Taking place at the Ernest Balmer Studio in the Distillery District (already gorgeously decorated in anticipation of Christmas), “Tapestry Briefs” consisted of 10 short opera performances taking place in four different locations, six composers, five playwrights, four singers and two pianists. In between some of the performances were the “booster shots” (Ontario Spring Water sake, maple whisky, Steam Whistle pilsner/ginger beer, cayenne mango ice cream — magnificently good — from Greg’s Ice Cream), aperitifs meant to enhance the spirit of the preceding or following snippets.
Unfortunately, not much good can be said about any part of the evening. The booster shots and singing were fine, although the former came in such skimpily small portions it was like licking flavouring off a spoon, and the latter was too inconsistent to really elevate the night into a different level. As well, each location for the performances took place in an acoustically unflattering space, with concrete walls, metal spiral staircases and space either too tight or expansive that ate up all the sound. Any sort of music or singing should take place in an environment that’s at least half wood to allow for more favourable reverberation, as the various spaces in the Ernest Balmer Studio acted as a black hole for sound.
Further, and although it’s not clear why, but it seems like Tapestry Opera either doesn’t have the budget or doesn’t want to spend the money on better costuming, design and props. One need look no further than the antepenultimate piece, “The Overcoat- Fitting”, a performance adapted from Gogol about two tailors (mezzo-soprano Krisztina Szabò, baritone Alexander Dobson) strong-arming their customer (tenor Keith Klassen) into submission, Tapestry Opera couldn’t even be bothered to make sure the glass on the mirror had been wiped clean. Or, take the trio of stories in “The Whisky Opera”, a tale of 1800s Brooks Bush Gang members, with soprano Carla Huhtanen’s dress being shockingly baggy and ill-fitting.

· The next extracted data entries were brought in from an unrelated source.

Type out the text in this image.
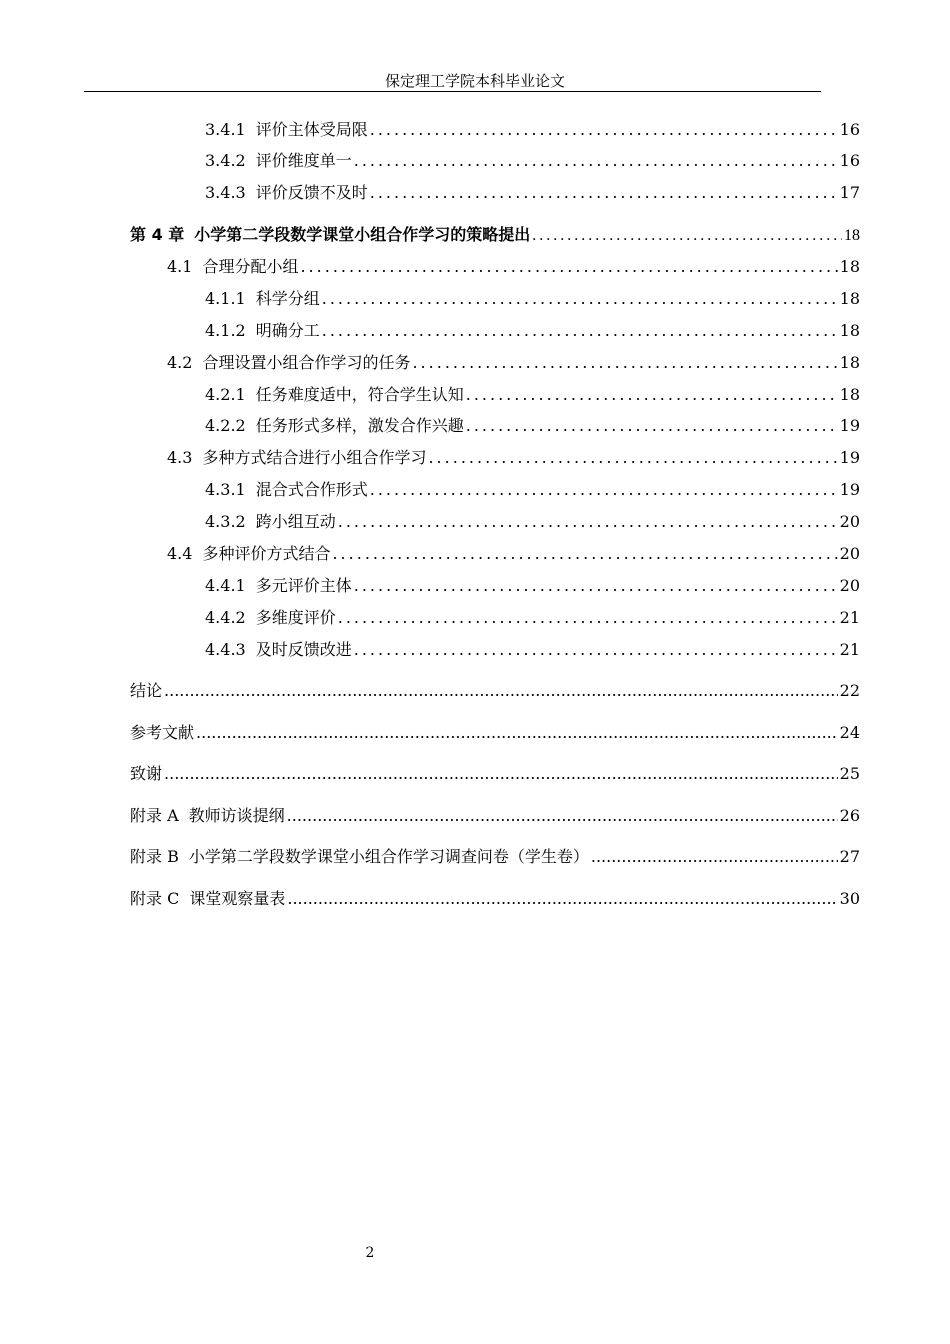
保定理工学院本科毕业论文
3.4.1 评价主体受局限 .....	16
3.4.2 评价维度单一 .....	16
3.4.3 评价反馈不及时 .....	17
第 4 章 小学第二学段数学课堂小组合作学习的策略提出 .....	18
4.1 合理分配小组 .....	18
4.1.1 科学分组 .....	18
4.1.2 明确分工 .....	18
4.2 合理设置小组合作学习的任务 .....	18
4.2.1 任务难度适中，符合学生认知 .....	18
4.2.2 任务形式多样，激发合作兴趣 .....	19
4.3 多种方式结合进行小组合作学习 .....	19
4.3.1 混合式合作形式 .....	19
4.3.2 跨小组互动 .....	20
4.4 多种评价方式结合 .....	20
4.4.1 多元评价主体 .....	20
4.4.2 多维度评价 .....	21
4.4.3 及时反馈改进 .....	21
结论 .....	22
参考文献 .....	24
致谢 .....	25
附录 A 教师访谈提纲 .....	26
附录 B 小学第二学段数学课堂小组合作学习调查问卷（学生卷） .....	27
附录 C 课堂观察量表 .....	30
2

Even something as intriguing as the first opera of the night, “1984- The Note”, which looked at the Orwellian characters Winston and Julia as she passes him a love note in the newspeak office. Dobson as Winston looked about as opposite from the “1984” character as one can imagine, more of a tanned South American with his long hair and goatee than an identity-less drone among the masses. Tapestry Opera musical director and pianist Dr. Christopher Foley, physically, would have made a much better Winston. His musicianship was one of the few strong points in “Tapestry Briefs”, although one of the pianos he was playing on had a woefully out-of-tune key that really should have been fixed beforehand.
The other bright spot of the evening was Szabò, who sang clearly and with strength, and played each of her characters with utmost believability. She was especially good in the ribald “The Whiskey Opera- Trio”, playing hardened criminal Jane Lewis as she trains a younger woman on how to make a quick buck. Her performance was captivating and full of charisma, and had “Tapestry Briefs” only featured her, it would have made the whole performance much better.
Some of the briefs were especially head-scratching for their inclusion, either because the material seemed overly cliche or too closely copied from other media. In terms of the former, “You and Meme”, an opera about two hipsters on a first date with nothing in common but a love of (goat) memes, has almost nothing original about it as though creators Nicolas Billon and Dean Burry simply rifled slapped together a bunch of memes and called it a day. And with reference to the latter, “the blind woman”, an opera about a blind dancer forced to the company of her shadow, seems to have been lifted directly from Bjork’s “Dancer in the Dark”, which, while not exactly stellar, was much better than what was shown at “Tapestry Briefs”.
Opera — or any art form, for that matter — doesn’t always need millions of dollars and world-class names to be honest, authentic and of truly good quality. But if Tapestry Opera is content to ride the wave in the direction of “Tapestry Briefs”, well, a bit more investment wouldn’t hurt at all.